Suppose $$\tau$$ is a 3x3 matrix with elements listed as (a b c; d e f; g h i). What would be the answer to $$\nabla\bullet\tau$$ be?

Thx

-Mark

 

[AlphaNumeric]

Depends what you're contracting over. You can't really use the dot product on a matrix, because it's not a rank 1 tensor.

$$\tau$$ has indices $$\tau_{ab}$$ or $$\tau^{a}_{\phantom{a}b}$$ or $$\tau^{ab}$$. Similarly $$\nabla$$ is either $$\nabla_{c}$$ or $$\nabla^{c}$$.

(Give or take a raising or lowering of an index using a metric) you'd define the divergence as something like $$\nabla^{a}\tau_{ab}$$. That isn't the same as $$\nabla^{b}\tau_{ab}$$ unless $$\tau$$ is symmetric.

You don't get this ambiguity when $$\tau$$ is a rank 1 tensor because $$\nabla . \tau = \nabla^{a}\tau_{a} = \nabla_{a}\tau^{a}$$.

 

[Cexy]

A nice way to think about this is to treat it as a matrix multiplying a vector. If you imagine multiplying a vector $$v$$ by $$\tau$$, you could write it as

$$\tau \cdot v$$

So if we think of $$\nabla$$ as the 'vector' $$( d/dx, d/dy, d/dz )$$ then we just multiply that on the left of $$\tau$$ in the same way. I put the word 'vector' in inverted commas because what you've really got is a covector, or an element of the dual space - this is related to the fact that it appears on its side.

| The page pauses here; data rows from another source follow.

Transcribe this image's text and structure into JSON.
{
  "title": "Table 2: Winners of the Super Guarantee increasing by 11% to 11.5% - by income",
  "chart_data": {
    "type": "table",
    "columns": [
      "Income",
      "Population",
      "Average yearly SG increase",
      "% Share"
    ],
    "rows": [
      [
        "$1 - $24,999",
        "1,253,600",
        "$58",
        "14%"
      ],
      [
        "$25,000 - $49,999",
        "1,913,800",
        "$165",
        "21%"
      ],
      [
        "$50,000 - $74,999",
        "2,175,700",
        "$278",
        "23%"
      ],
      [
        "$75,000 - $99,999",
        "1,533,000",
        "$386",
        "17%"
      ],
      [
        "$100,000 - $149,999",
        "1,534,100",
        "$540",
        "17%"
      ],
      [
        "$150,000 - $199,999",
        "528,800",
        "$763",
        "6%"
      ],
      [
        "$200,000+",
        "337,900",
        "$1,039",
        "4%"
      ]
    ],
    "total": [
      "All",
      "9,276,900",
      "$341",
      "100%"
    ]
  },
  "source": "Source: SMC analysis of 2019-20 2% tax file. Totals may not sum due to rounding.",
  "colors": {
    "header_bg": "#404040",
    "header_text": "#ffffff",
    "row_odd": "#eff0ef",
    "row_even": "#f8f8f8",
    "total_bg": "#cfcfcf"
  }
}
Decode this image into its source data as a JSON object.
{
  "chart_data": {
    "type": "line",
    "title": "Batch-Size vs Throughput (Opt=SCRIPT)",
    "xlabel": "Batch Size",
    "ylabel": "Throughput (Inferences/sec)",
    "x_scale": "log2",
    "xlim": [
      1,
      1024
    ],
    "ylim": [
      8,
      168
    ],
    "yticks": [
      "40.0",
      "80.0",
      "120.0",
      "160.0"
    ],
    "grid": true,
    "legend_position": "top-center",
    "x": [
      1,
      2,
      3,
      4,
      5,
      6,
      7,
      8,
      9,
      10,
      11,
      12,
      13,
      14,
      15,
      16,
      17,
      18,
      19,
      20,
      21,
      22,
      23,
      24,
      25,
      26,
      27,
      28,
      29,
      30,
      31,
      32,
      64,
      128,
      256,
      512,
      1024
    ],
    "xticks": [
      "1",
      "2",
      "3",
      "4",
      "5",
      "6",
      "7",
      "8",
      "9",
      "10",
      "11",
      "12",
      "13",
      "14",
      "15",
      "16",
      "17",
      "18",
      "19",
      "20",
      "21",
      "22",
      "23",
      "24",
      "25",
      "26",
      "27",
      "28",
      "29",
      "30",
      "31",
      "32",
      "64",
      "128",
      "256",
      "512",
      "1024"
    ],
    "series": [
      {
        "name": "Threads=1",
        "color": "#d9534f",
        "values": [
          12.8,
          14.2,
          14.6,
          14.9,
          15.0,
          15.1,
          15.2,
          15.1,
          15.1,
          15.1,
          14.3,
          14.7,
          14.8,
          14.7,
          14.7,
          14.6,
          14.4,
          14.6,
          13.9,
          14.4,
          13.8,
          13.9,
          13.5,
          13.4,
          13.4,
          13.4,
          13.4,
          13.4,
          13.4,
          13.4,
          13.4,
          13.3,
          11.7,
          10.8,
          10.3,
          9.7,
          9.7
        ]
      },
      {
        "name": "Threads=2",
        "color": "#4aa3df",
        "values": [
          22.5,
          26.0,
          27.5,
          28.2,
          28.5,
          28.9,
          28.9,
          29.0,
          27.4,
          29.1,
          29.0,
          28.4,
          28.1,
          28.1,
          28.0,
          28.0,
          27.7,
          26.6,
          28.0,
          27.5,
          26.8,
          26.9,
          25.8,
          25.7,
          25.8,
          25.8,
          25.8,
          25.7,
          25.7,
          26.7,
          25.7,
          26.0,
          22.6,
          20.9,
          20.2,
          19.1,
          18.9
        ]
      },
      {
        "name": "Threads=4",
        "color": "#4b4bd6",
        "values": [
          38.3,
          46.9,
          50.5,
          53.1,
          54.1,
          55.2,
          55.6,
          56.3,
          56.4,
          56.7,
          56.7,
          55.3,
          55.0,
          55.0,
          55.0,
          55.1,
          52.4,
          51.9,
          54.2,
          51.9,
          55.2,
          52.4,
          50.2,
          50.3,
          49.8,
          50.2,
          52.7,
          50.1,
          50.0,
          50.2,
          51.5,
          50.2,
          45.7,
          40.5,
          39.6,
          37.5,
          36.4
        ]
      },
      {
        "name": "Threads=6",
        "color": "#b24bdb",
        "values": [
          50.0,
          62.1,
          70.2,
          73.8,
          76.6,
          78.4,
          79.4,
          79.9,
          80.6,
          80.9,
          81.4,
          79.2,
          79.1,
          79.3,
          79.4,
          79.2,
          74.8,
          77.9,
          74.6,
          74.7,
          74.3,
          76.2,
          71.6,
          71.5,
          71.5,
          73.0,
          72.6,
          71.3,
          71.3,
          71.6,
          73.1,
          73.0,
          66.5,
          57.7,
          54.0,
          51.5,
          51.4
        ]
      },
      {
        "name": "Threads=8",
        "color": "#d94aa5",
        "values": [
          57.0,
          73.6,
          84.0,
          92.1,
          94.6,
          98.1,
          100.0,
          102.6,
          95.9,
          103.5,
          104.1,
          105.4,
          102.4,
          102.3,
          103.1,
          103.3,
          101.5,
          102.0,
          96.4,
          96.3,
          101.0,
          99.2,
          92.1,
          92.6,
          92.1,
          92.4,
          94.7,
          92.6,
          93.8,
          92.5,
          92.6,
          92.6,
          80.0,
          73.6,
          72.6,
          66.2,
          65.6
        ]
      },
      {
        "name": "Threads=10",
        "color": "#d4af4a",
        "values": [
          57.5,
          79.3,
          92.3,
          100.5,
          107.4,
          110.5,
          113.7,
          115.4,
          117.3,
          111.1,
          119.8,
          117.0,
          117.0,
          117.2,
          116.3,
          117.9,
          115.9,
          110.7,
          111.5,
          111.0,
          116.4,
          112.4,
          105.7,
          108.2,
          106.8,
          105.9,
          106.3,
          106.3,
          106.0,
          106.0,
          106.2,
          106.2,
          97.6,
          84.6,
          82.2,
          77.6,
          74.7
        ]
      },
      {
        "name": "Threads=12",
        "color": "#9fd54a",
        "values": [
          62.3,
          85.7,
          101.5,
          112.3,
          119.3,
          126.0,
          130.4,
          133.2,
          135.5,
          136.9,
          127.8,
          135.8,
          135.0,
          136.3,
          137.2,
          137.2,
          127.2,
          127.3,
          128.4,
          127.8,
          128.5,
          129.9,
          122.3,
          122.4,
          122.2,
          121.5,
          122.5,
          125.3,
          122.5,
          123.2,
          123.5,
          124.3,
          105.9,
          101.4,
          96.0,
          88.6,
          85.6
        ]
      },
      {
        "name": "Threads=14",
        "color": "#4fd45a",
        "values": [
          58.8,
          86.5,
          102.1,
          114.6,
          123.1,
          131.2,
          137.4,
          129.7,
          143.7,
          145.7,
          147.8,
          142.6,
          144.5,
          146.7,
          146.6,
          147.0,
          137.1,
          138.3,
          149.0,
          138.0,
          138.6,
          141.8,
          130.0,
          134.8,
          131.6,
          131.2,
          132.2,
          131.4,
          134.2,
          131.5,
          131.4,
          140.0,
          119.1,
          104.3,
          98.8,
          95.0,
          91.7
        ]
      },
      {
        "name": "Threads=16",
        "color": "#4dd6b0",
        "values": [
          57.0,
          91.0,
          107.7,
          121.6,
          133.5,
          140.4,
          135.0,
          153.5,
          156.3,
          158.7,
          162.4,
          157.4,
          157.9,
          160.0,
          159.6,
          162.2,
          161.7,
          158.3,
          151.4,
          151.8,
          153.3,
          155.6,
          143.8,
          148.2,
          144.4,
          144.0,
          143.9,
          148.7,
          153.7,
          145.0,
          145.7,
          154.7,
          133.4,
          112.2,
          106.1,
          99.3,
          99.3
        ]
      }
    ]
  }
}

After you'd done the multiplication, you'd end up with another covector (we can just pretend it's the same thing as a vector) which looks like

$$\left( \frac{da}{dx}+\frac{dd}{dy}+\frac{dg}{dz},\phantom{XX} \frac{db}{dx}+\frac{de}{dy}+\frac{dh}{dz},\phantom{XX} \frac{dc}{dx}+\frac{df}{dy}+\frac{di}{dz} \right)$$